Os gastos com a Previdência Social ficam em R$ 585 bilhões, enquanto o pagamento com juros da dívida pública alcança R$ 316 bilhões, segundo informaram as Agências Câmara e Senado.
O projeto vai à sanção, prevendo um déficit primário de R$ 157 bilhões para o governo federal no próximo ano. O número é um pouco menor do que os R$ 159 bilhões determinados pela Lei de Diretrizes Orçamentárias como meta fiscal para o próximo ano.
Apesar da pequena melhora no déficit primário, o número só será atingido se forem aprovadas as propostas do governo que elevam a arrecadação e reduzem as despesas em 2018.
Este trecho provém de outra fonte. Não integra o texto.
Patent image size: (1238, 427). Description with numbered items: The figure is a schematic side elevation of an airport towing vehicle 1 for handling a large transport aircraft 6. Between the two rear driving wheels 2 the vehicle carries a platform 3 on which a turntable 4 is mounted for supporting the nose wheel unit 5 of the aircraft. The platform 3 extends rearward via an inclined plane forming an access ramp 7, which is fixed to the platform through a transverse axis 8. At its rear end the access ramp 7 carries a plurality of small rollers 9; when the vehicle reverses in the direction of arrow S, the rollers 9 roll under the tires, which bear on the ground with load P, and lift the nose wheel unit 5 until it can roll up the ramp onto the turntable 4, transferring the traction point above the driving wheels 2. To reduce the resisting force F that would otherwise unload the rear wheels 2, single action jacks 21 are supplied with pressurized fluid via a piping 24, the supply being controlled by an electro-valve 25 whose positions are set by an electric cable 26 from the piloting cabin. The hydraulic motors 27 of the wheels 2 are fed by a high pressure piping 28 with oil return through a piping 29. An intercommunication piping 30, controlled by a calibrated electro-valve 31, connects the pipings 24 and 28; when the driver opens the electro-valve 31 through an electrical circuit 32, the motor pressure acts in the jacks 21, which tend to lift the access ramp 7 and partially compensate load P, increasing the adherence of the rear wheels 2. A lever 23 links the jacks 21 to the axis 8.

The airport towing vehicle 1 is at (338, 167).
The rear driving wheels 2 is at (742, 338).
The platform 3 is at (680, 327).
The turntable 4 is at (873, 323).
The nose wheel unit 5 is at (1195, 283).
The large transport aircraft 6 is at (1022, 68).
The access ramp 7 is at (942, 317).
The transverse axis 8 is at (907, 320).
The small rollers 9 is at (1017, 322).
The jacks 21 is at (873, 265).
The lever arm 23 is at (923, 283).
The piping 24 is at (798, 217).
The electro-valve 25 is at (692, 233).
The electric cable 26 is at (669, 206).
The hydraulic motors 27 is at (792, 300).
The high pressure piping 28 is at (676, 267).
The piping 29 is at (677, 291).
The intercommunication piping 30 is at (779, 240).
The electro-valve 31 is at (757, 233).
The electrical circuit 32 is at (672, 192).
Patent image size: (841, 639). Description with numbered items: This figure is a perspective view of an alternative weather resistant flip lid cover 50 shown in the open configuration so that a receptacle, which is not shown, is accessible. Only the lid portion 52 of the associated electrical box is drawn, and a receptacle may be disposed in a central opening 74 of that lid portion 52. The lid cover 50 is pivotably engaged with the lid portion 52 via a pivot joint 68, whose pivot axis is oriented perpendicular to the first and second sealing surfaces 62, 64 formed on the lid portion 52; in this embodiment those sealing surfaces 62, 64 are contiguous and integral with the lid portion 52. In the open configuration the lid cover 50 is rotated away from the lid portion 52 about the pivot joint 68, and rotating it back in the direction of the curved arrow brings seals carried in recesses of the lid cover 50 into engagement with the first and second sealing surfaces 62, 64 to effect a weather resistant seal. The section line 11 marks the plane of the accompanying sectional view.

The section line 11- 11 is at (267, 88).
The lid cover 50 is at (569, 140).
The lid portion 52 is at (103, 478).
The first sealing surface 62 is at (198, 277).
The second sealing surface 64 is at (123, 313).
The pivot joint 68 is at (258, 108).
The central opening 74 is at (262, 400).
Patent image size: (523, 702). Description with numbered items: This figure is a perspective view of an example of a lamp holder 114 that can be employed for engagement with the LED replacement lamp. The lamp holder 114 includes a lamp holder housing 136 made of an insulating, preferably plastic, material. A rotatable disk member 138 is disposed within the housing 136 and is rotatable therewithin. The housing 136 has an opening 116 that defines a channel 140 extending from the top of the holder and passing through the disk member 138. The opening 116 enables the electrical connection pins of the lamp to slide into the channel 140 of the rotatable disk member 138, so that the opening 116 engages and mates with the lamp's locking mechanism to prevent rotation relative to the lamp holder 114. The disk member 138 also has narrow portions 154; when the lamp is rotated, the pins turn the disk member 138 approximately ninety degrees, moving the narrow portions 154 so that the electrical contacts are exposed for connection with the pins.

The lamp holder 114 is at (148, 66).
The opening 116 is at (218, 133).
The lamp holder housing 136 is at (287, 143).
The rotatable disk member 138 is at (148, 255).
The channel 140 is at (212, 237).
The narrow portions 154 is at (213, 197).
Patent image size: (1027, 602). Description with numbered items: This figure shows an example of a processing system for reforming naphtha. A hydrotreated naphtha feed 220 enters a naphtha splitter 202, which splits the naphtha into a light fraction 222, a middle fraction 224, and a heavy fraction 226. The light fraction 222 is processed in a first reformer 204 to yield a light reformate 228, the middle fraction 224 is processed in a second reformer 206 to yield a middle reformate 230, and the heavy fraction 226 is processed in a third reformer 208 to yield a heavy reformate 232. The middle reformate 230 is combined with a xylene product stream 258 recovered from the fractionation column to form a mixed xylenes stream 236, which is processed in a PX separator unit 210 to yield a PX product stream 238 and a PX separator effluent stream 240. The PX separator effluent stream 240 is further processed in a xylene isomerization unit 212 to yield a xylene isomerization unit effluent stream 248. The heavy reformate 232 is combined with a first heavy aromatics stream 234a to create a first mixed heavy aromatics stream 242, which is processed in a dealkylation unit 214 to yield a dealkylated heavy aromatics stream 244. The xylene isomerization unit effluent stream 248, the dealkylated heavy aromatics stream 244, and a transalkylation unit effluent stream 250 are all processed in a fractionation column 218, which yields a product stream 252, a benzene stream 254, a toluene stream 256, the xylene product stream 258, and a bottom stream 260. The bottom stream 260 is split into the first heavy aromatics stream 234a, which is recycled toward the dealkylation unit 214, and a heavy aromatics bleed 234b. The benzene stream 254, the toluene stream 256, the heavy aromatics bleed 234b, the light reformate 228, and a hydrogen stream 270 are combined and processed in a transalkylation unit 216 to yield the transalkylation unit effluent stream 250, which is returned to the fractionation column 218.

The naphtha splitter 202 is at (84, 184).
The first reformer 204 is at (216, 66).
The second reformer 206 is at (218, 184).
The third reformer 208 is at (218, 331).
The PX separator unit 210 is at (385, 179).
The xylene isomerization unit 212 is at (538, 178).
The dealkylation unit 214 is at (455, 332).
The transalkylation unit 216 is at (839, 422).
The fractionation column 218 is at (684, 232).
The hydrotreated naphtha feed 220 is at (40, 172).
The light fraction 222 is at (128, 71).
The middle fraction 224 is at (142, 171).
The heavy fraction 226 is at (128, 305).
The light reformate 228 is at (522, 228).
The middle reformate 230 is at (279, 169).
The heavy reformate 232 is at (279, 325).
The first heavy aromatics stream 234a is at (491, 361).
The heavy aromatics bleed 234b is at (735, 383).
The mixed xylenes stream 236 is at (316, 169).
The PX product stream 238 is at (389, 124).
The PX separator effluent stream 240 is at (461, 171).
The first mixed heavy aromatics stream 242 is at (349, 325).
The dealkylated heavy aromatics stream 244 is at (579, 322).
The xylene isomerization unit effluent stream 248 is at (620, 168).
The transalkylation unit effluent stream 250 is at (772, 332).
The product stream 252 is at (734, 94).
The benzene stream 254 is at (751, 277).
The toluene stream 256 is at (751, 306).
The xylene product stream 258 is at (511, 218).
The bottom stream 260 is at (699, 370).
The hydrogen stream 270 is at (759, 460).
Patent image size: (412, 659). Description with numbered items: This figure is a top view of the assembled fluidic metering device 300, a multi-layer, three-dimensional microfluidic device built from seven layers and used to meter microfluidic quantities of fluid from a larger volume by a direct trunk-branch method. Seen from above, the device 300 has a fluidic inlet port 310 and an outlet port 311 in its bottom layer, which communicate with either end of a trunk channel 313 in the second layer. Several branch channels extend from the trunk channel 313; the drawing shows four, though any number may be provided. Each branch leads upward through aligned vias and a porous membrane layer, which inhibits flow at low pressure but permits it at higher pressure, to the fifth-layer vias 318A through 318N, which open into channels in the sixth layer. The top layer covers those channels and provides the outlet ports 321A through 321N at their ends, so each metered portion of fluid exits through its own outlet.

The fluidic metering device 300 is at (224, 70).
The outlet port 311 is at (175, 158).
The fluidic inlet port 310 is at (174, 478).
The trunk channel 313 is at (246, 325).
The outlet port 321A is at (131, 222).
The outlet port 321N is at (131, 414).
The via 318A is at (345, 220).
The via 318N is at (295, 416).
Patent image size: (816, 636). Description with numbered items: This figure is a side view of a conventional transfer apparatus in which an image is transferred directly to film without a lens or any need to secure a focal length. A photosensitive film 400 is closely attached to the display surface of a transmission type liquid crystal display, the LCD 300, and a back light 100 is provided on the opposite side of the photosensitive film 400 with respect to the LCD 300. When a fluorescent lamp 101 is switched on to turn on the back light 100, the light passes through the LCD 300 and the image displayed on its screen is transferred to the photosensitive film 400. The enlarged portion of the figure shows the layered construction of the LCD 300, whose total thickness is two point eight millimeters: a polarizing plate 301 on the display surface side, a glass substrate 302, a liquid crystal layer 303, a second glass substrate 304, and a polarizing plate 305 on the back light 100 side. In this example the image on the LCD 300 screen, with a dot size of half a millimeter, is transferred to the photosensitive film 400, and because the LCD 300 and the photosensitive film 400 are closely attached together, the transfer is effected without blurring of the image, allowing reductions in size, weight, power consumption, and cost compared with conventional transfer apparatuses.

As emendas individuais de deputados e senadores ao projeto somaram R$ 8,8 bilhões. Cada um dos 594 congressistas pode apresentar R$ 14,8 milhões em emendas. Eles direcionam os recursos para obras e serviços em suas bases eleitorais. Por determinação constitucional, metade do valor das emendas deve ir para ações e serviços públicos de saúde.